Pascal Van Hentenryck delivered an invited lecture on this topic at the 10th International Congress on Industrial and Applied Mathematics, which took place in Tokyo, Japan, last year.

References

[1] Amos, B., Xu, L., & Kolter, J.Z. (2017). Input convex neural networks. In Proceedings of the 34th international conference on machine learning (PMLR 70) (pp. 146-155). Sydney, Australia: Proceedings of Machine Learning Research.
[2] Bengio, Y., Lodi, A., & Prouvost, A. (2021). Machine learning for combinatorial optimization: A methodological tour d’horizon. Eur. J. Oper. Res., 290(2), 405-421.
[3] Chen, W., Tanneau, M., & Van Hentenryck, P. (2024). End-to-end feasible optimization proxies for large-scale economic dispatch. IEEE Trans. Power Syst. To appear.
[4] Donti, P.L., Rolnick, D., & Kolter, J.Z. (2021). DC3: A learning method for optimization with hard constraints. In The ninth international conference on learning representations (ICLR 2021).

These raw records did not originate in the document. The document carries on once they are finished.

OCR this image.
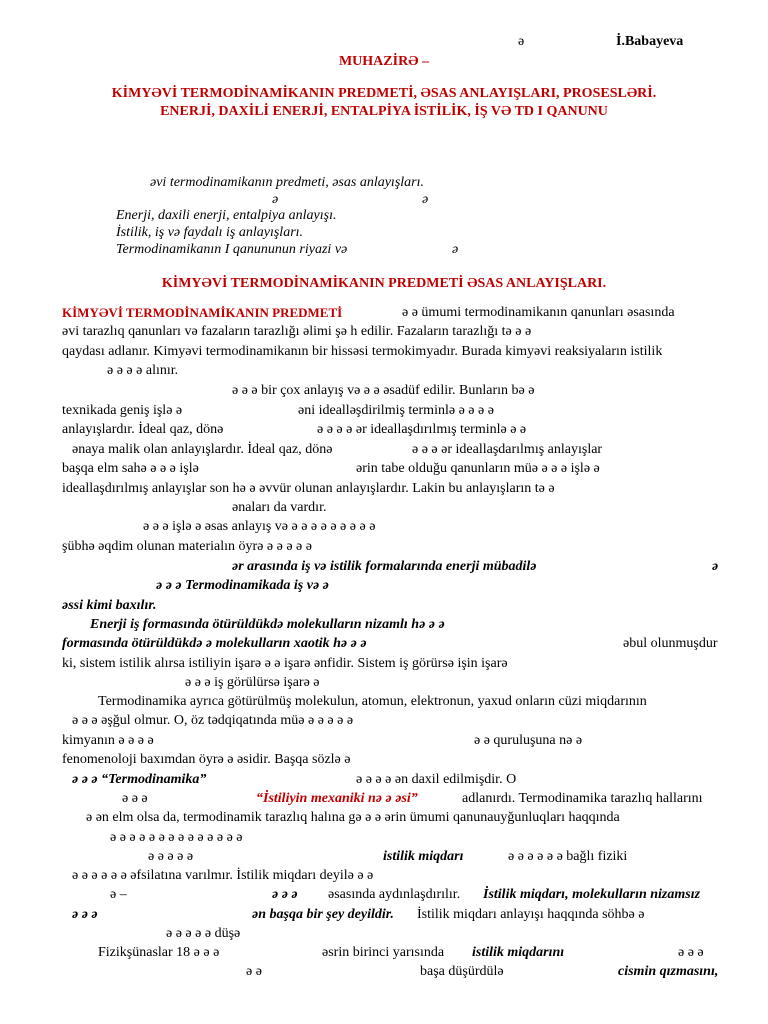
ə	İ.Babayeva
MUHAZİRƏ –
KİMYƏVİ TERMODİNAMİKANIN PREDMETİ, ƏSAS ANLAYIŞLARI, PROSESLƏRİ.
ENERJİ, DAXİLİ ENERJİ, ENTALPİYA İSTİLİK, İŞ VƏ TD I QANUNU
əvi termodinamikanın predmeti, əsas anlayışları.
ə	ə
Enerji, daxili enerji, entalpiya anlayışı.
İstilik, iş və faydalı iş anlayışları.
Termodinamikanın I qanununun riyazi və	ə
KİMYƏVİ TERMODİNAMİKANIN PREDMETİ ƏSAS ANLAYIŞLARI.
KİMYƏVİ TERMODİNAMİKANIN PREDMETİ	ə ə ümumi termodinamikanın qanunları əsasında
əvi tarazlıq qanunları və fazaların tarazlığı əlimi şə h edilir. Fazaların tarazlığı tə ə ə
qaydası adlanır. Kimyəvi termodinamikanın bir hissəsi termokimyadır. Burada kimyəvi reaksiyaların istilik
ə ə ə ə alınır.
ə ə ə bir çox anlayış və ə ə əsadüf edilir. Bunların bə ə
texnikada geniş işlə ə	əni idealləşdirilmiş terminlə ə ə ə ə
anlayışlardır. İdeal qaz, dönə	ə ə ə ə ər ideallaşdırılmış terminlə ə ə
ənaya malik olan anlayışlardır. İdeal qaz, dönə	ə ə ə ər ideallaşdarılmış anlayışlar
başqa elm sahə ə ə ə işlə	ərin tabe olduğu qanunların müə ə ə ə işlə ə
ideallaşdırılmış anlayışlar son hə ə əvvür olunan anlayışlardır. Lakin bu anlayışların tə ə
ənaları da vardır.
ə ə ə işlə ə əsas anlayış və ə ə ə ə ə ə ə ə ə
şübhə əqdim olunan materialın öyrə ə ə ə ə ə
ər arasında iş və istilik formalarında enerji mübadilə	ə
ə ə ə Termodinamikada iş və ə
əssi kimi baxılır.
Enerji iş formasında ötürüldükdə molekulların nizamlı hə ə ə
formasında ötürüldükdə ə molekulların xaotik hə ə ə	əbul olunmuşdur
ki, sistem istilik alırsa istiliyin işarə ə ə işarə ənfidir. Sistem iş görürsə işin işarə
ə ə ə iş görülürsə işarə ə
Termodinamika ayrıca götürülmüş molekulun, atomun, elektronun, yaxud onların cüzi miqdarının
ə ə ə əşğul olmur. O, öz tədqiqatında müə ə ə ə ə ə
kimyanın ə ə ə ə	ə ə quruluşuna nə ə
fenomenoloji baxımdan öyrə ə əsidir. Başqa sözlə ə
ə ə ə “Termodinamika”	ə ə ə ə ən daxil edilmişdir. O
ə ə ə	“İstiliyin mexaniki nə ə əsi”	adlanırdı. Termodinamika tarazlıq hallarını
ə ən elm olsa da, termodinamik tarazlıq halına gə ə ə ərin ümumi qanunauyğunluqları haqqında
ə ə ə ə ə ə ə ə ə ə ə ə ə ə
ə ə ə ə ə	istilik miqdarı	ə ə ə ə ə ə bağlı fiziki
ə ə ə ə ə ə əfsilatına varılmır. İstilik miqdarı deyilə ə ə
ə –	ə ə ə əsasında aydınlaşdırılır. İstilik miqdarı, molekulların nizamsız
ə ə ə	ən başqa bir şey deyildir. İstilik miqdarı anlayışı haqqında söhbə ə
ə ə ə ə ə düşə
Fizikşünaslar 18 ə ə ə	əsrin birinci yarısında istilik miqdarını	ə ə ə
ə ə	başa düşürdülə	cismin qızmasını,
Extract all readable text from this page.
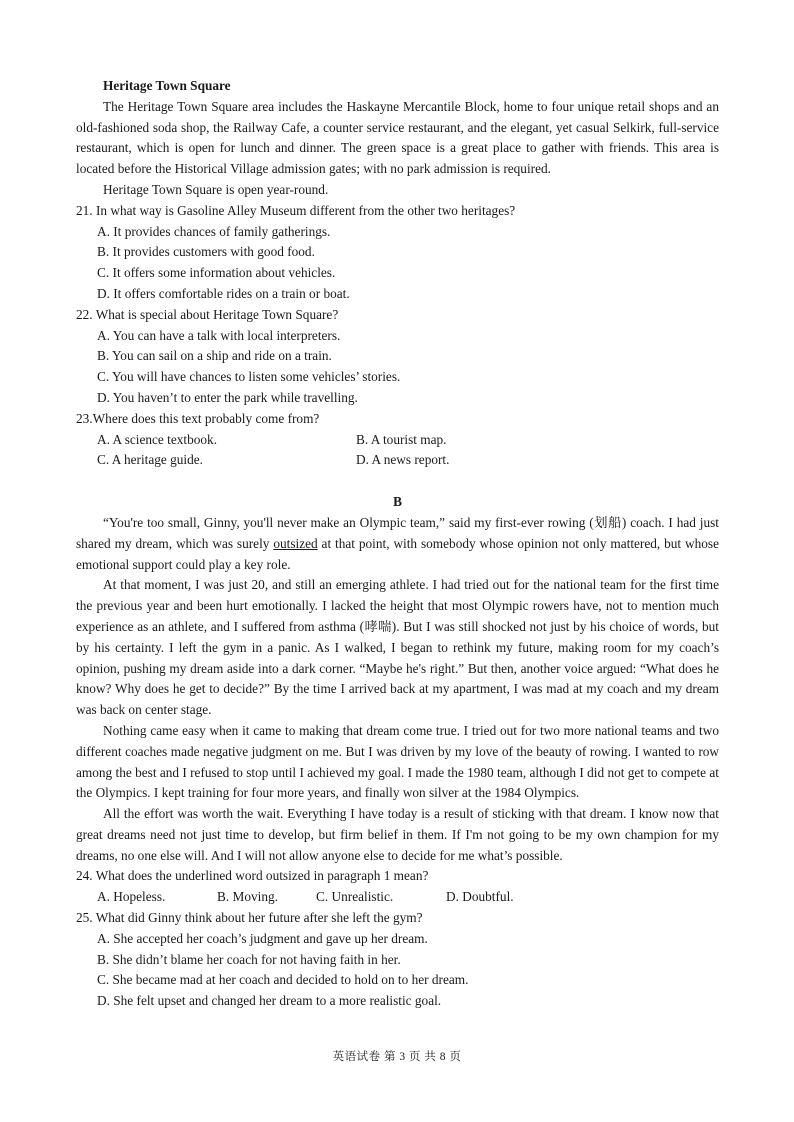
Heritage Town Square

The Heritage Town Square area includes the Haskayne Mercantile Block, home to four unique retail shops and an old-fashioned soda shop, the Railway Cafe, a counter service restaurant, and the elegant, yet casual Selkirk, full-service restaurant, which is open for lunch and dinner. The green space is a great place to gather with friends. This area is located before the Historical Village admission gates; with no park admission is required.

Heritage Town Square is open year-round.

21. In what way is Gasoline Alley Museum different from the other two heritages?

A. It provides chances of family gatherings.

B. It provides customers with good food.

C. It offers some information about vehicles.

D. It offers comfortable rides on a train or boat.

22. What is special about Heritage Town Square?

A. You can have a talk with local interpreters.

B. You can sail on a ship and ride on a train.

C. You will have chances to listen some vehicles’ stories.

D. You haven’t to enter the park while travelling.

23.Where does this text probably come from?

A. A science textbook.	B. A tourist map.
C. A heritage guide.	D. A news report.

B

“You're too small, Ginny, you'll never make an Olympic team,” said my first-ever rowing (划船) coach. I had just shared my dream, which was surely outsized at that point, with somebody whose opinion not only mattered, but whose emotional support could play a key role.

At that moment, I was just 20, and still an emerging athlete. I had tried out for the national team for the first time the previous year and been hurt emotionally. I lacked the height that most Olympic rowers have, not to mention much experience as an athlete, and I suffered from asthma (哮喘). But I was still shocked not just by his choice of words, but by his certainty. I left the gym in a panic. As I walked, I began to rethink my future, making room for my coach’s opinion, pushing my dream aside into a dark corner. “Maybe he's right.” But then, another voice argued: “What does he know? Why does he get to decide?” By the time I arrived back at my apartment, I was mad at my coach and my dream was back on center stage.

Nothing came easy when it came to making that dream come true. I tried out for two more national teams and two different coaches made negative judgment on me. But I was driven by my love of the beauty of rowing. I wanted to row among the best and I refused to stop until I achieved my goal. I made the 1980 team, although I did not get to compete at the Olympics. I kept training for four more years, and finally won silver at the 1984 Olympics.

All the effort was worth the wait. Everything I have today is a result of sticking with that dream. I know now that great dreams need not just time to develop, but firm belief in them. If I'm not going to be my own champion for my dreams, no one else will. And I will not allow anyone else to decide for me what’s possible.

24. What does the underlined word outsized in paragraph 1 mean?

A. Hopeless.	B. Moving.	C. Unrealistic.	D. Doubtful.

25. What did Ginny think about her future after she left the gym?

A. She accepted her coach’s judgment and gave up her dream.

B. She didn’t blame her coach for not having faith in her.

C. She became mad at her coach and decided to hold on to her dream.

D. She felt upset and changed her dream to a more realistic goal.

英语试卷 第 3 页 共 8 页
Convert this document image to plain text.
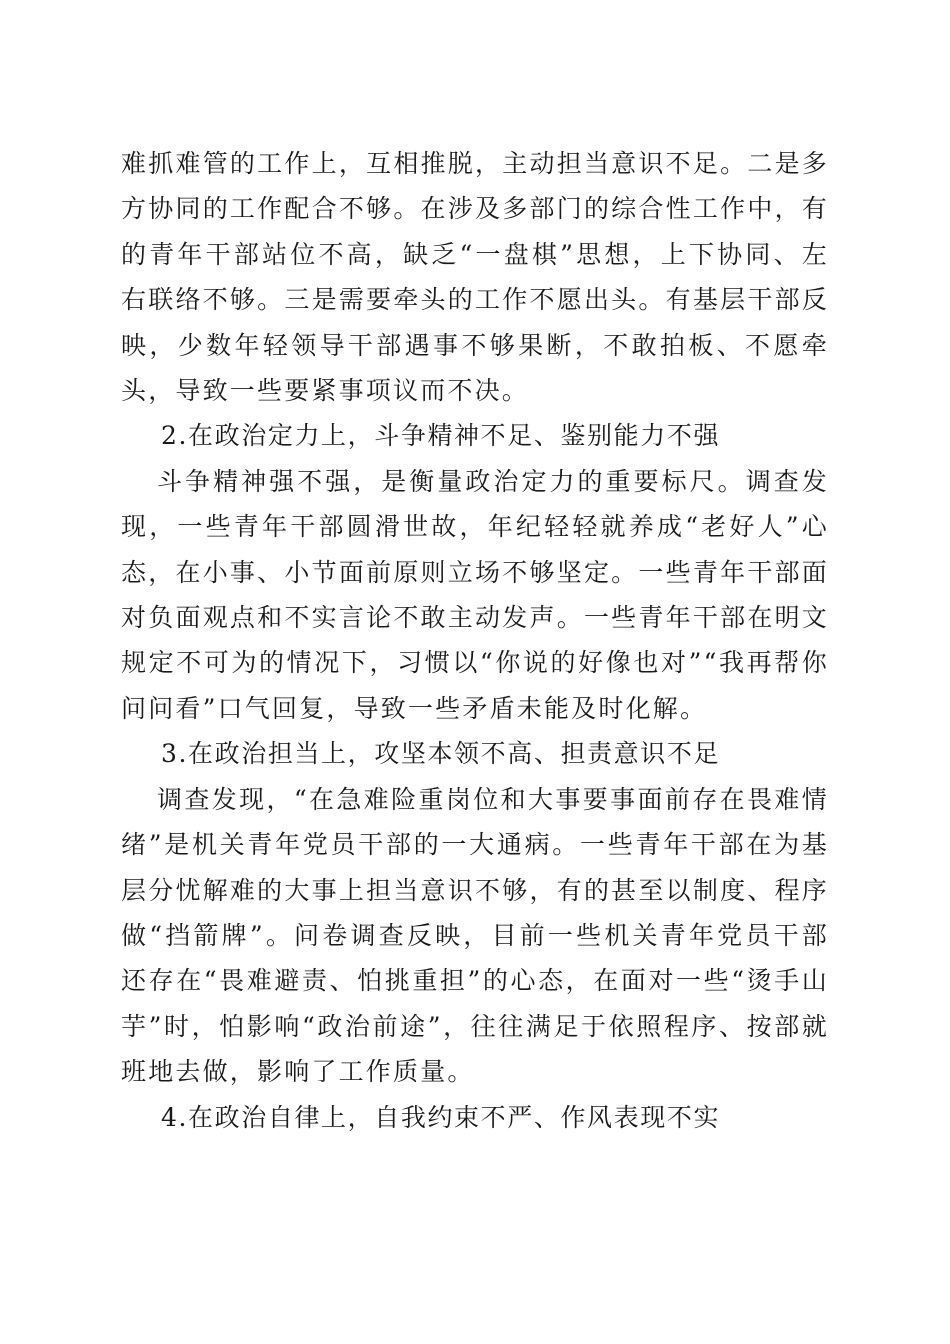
难抓难管的工作上，互相推脱，主动担当意识不足。二是多方协同的工作配合不够。在涉及多部门的综合性工作中，有的青年干部站位不高，缺乏“一盘棋”思想，上下协同、左右联络不够。三是需要牵头的工作不愿出头。有基层干部反映，少数年轻领导干部遇事不够果断，不敢拍板、不愿牵头，导致一些要紧事项议而不决。

2.在政治定力上，斗争精神不足、鉴别能力不强

斗争精神强不强，是衡量政治定力的重要标尺。调查发现，一些青年干部圆滑世故，年纪轻轻就养成“老好人”心态，在小事、小节面前原则立场不够坚定。一些青年干部面对负面观点和不实言论不敢主动发声。一些青年干部在明文规定不可为的情况下，习惯以“你说的好像也对”“我再帮你问问看”口气回复，导致一些矛盾未能及时化解。

3.在政治担当上，攻坚本领不高、担责意识不足

调查发现，“在急难险重岗位和大事要事面前存在畏难情绪”是机关青年党员干部的一大通病。一些青年干部在为基层分忧解难的大事上担当意识不够，有的甚至以制度、程序做“挡箭牌”。问卷调查反映，目前一些机关青年党员干部还存在“畏难避责、怕挑重担”的心态，在面对一些“烫手山芋”时，怕影响“政治前途”，往往满足于依照程序、按部就班地去做，影响了工作质量。

4.在政治自律上，自我约束不严、作风表现不实
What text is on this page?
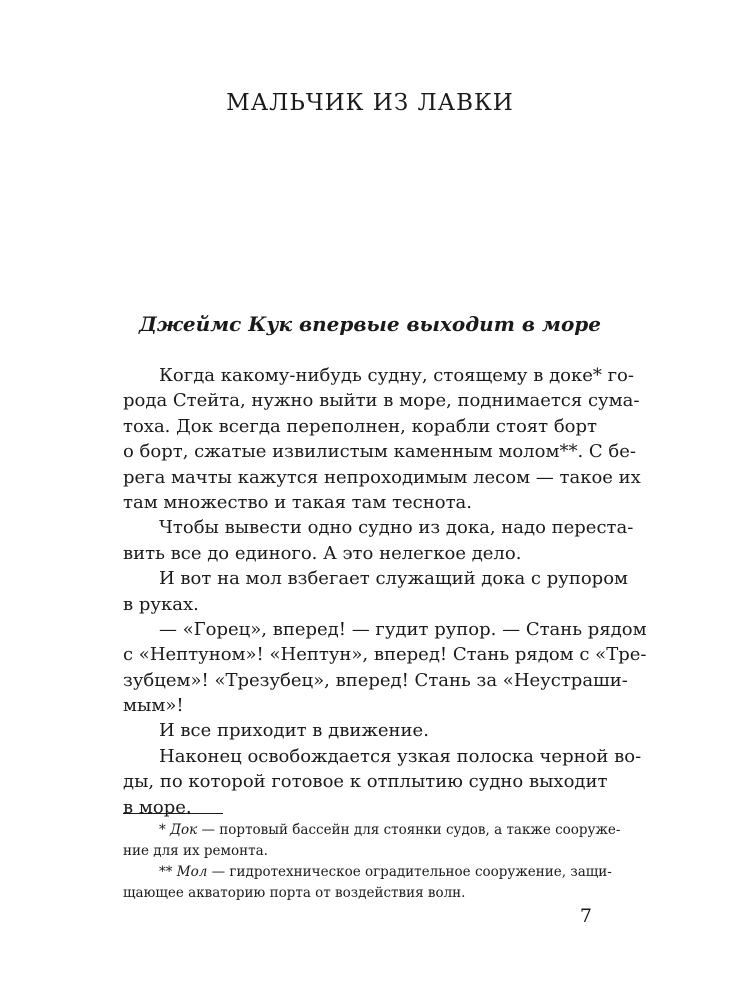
МАЛЬЧИК ИЗ ЛАВКИ
Джеймс Кук впервые выходит в море
Когда какому-нибудь судну, стоящему в доке* го-
рода Стейта, нужно выйти в море, поднимается сума-
тоха. Док всегда переполнен, корабли стоят борт
о борт, сжатые извилистым каменным молом**. С бе-
рега мачты кажутся непроходимым лесом — такое их
там множество и такая там теснота.
Чтобы вывести одно судно из дока, надо переста-
вить все до единого. А это нелегкое дело.
И вот на мол взбегает служащий дока с рупором
в руках.
— «Горец», вперед! — гудит рупор. — Стань рядом
с «Нептуном»! «Нептун», вперед! Стань рядом с «Тре-
зубцем»! «Трезубец», вперед! Стань за «Неустраши-
мым»!
И все приходит в движение.
Наконец освобождается узкая полоска черной во-
ды, по которой готовое к отплытию судно выходит
в море.
* Док — портовый бассейн для стоянки судов, а также сооруже-
ние для их ремонта.
** Мол — гидротехническое оградительное сооружение, защи-
щающее акваторию порта от воздействия волн.
7
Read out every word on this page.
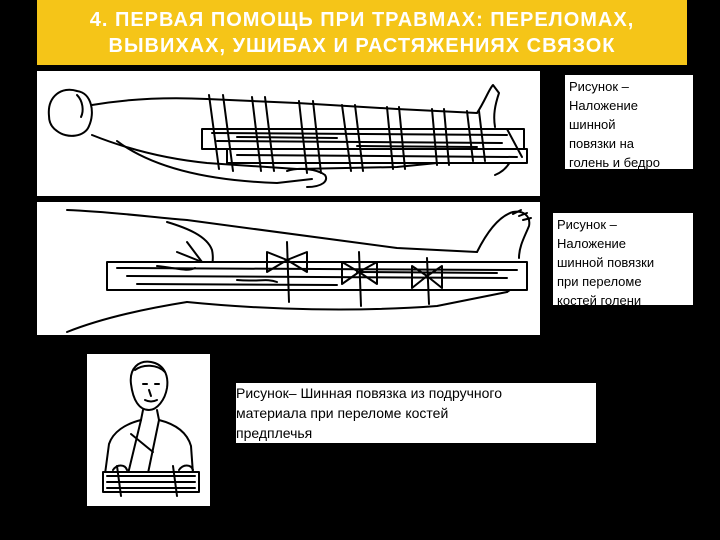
4. ПЕРВАЯ ПОМОЩЬ ПРИ ТРАВМАХ: ПЕРЕЛОМАХ,
ВЫВИХАХ, УШИБАХ И РАСТЯЖЕНИЯХ СВЯЗОК
Рисунок –
Наложение
шинной
повязки на
голень и бедро
Рисунок –
Наложение
шинной повязки
при переломе
костей голени
Рисунок– Шинная повязка из подручного
материала при переломе костей
предплечья
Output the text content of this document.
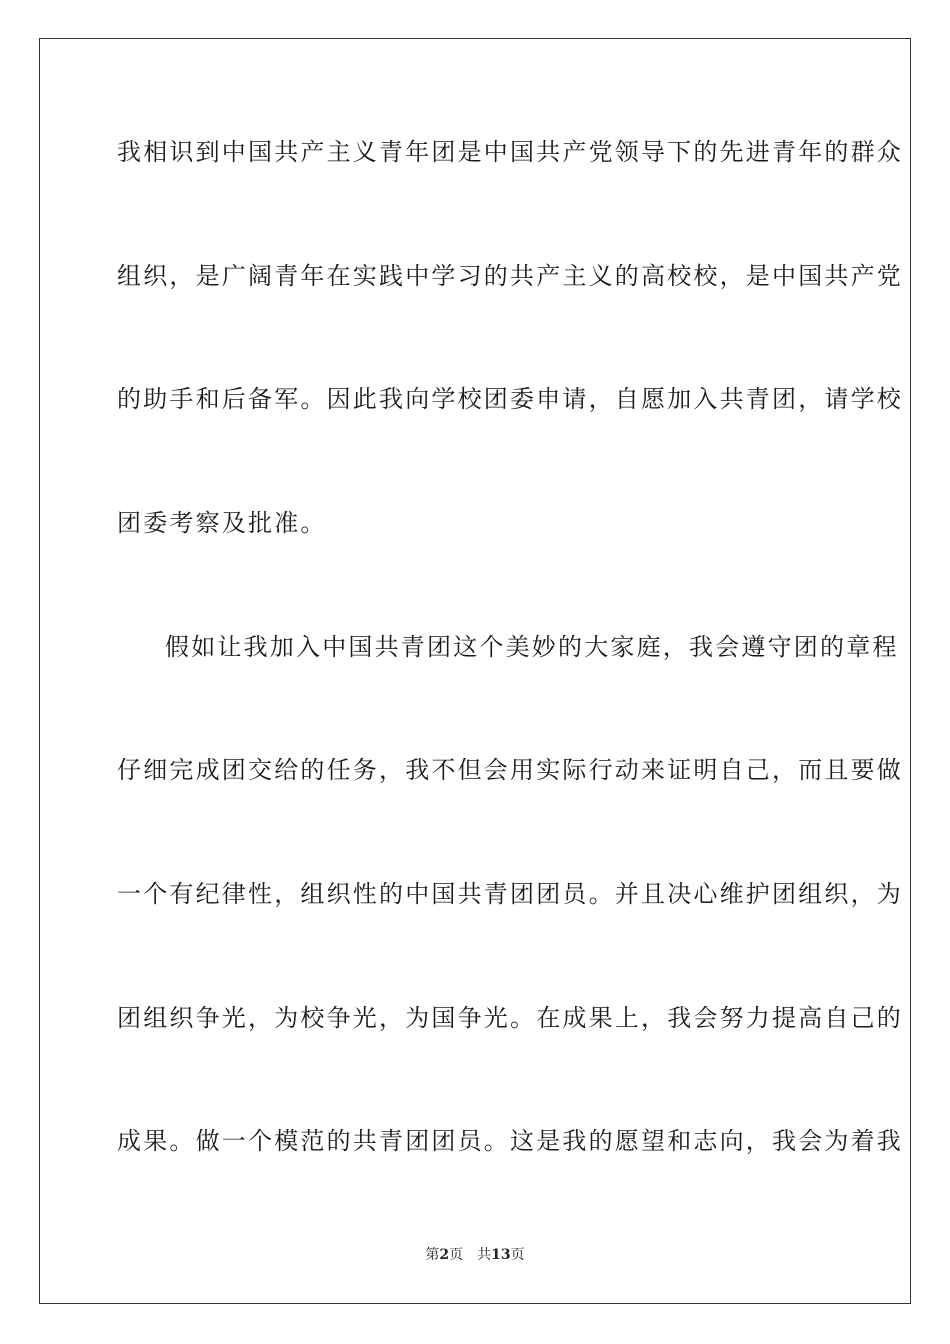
我相识到中国共产主义青年团是中国共产党领导下的先进青年的群众
组织，是广阔青年在实践中学习的共产主义的高校校，是中国共产党
的助手和后备军。因此我向学校团委申请，自愿加入共青团，请学校
团委考察及批准。
假如让我加入中国共青团这个美妙的大家庭，我会遵守团的章程
仔细完成团交给的任务，我不但会用实际行动来证明自己，而且要做
一个有纪律性，组织性的中国共青团团员。并且决心维护团组织，为
团组织争光，为校争光，为国争光。在成果上，我会努力提高自己的
成果。做一个模范的共青团团员。这是我的愿望和志向，我会为着我
第2页 共13页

[5] Ma, X., Song, H., Hong, M., Wan, J., Chen, Y., & Zak, E. (2009). The security-constrained commitment and dispatch for Midwest ISO day-ahead co-optimized energy and ancillary service market. In 2009 IEEE power and energy society general meeting (pp. 1-8). Calgary, Canada: Institute of Electrical and Electronics Engineers.
[6] Midcontinent Independent System Operator. (2022). Attachment D – Real-time energy and operating reserve market software formulations and business logic. In Business practices manual: Energy and operating reserve markets. Carmel, IN: Midcontinent Independent System Operator.
[7] Park, S., & Van Hentenryck, P. (2023). Self-supervised learning for large-scale preventive security constrained DC optimal power flow. Preprint, arXiv:2311.18072.
[8] Park, S., & Van Hentenryck, P. (2023). Self-supervised primal-dual learning for constrained optimization. In Proceedings of the 37th AAAI conference on artificial intelligence (pp. 4052-4060). Washington, D.C.: Association for the Advancement of Artificial Intelligence.
[9] Qiu, G., Tanneau, M., & Van Hentenryck, P. (2024). Dual conic proxies for AC optimal power flow. In Proceedings of the 23rd power systems computation conference (PSCC2024). Paris, France.
[10] Rosemberg, A., Tanneau, M., Fanzeres, B., Garcia, J., & Van Hentenryck, P. (2023). Learning optimal power flow value functions with input-convex neural networks. Preprint, arXiv:2310.04605.
[11] Wright, S.J., & Recht, B. (2022). Optimization for data analysis. Cambridge, U.K.: Cambridge University Press.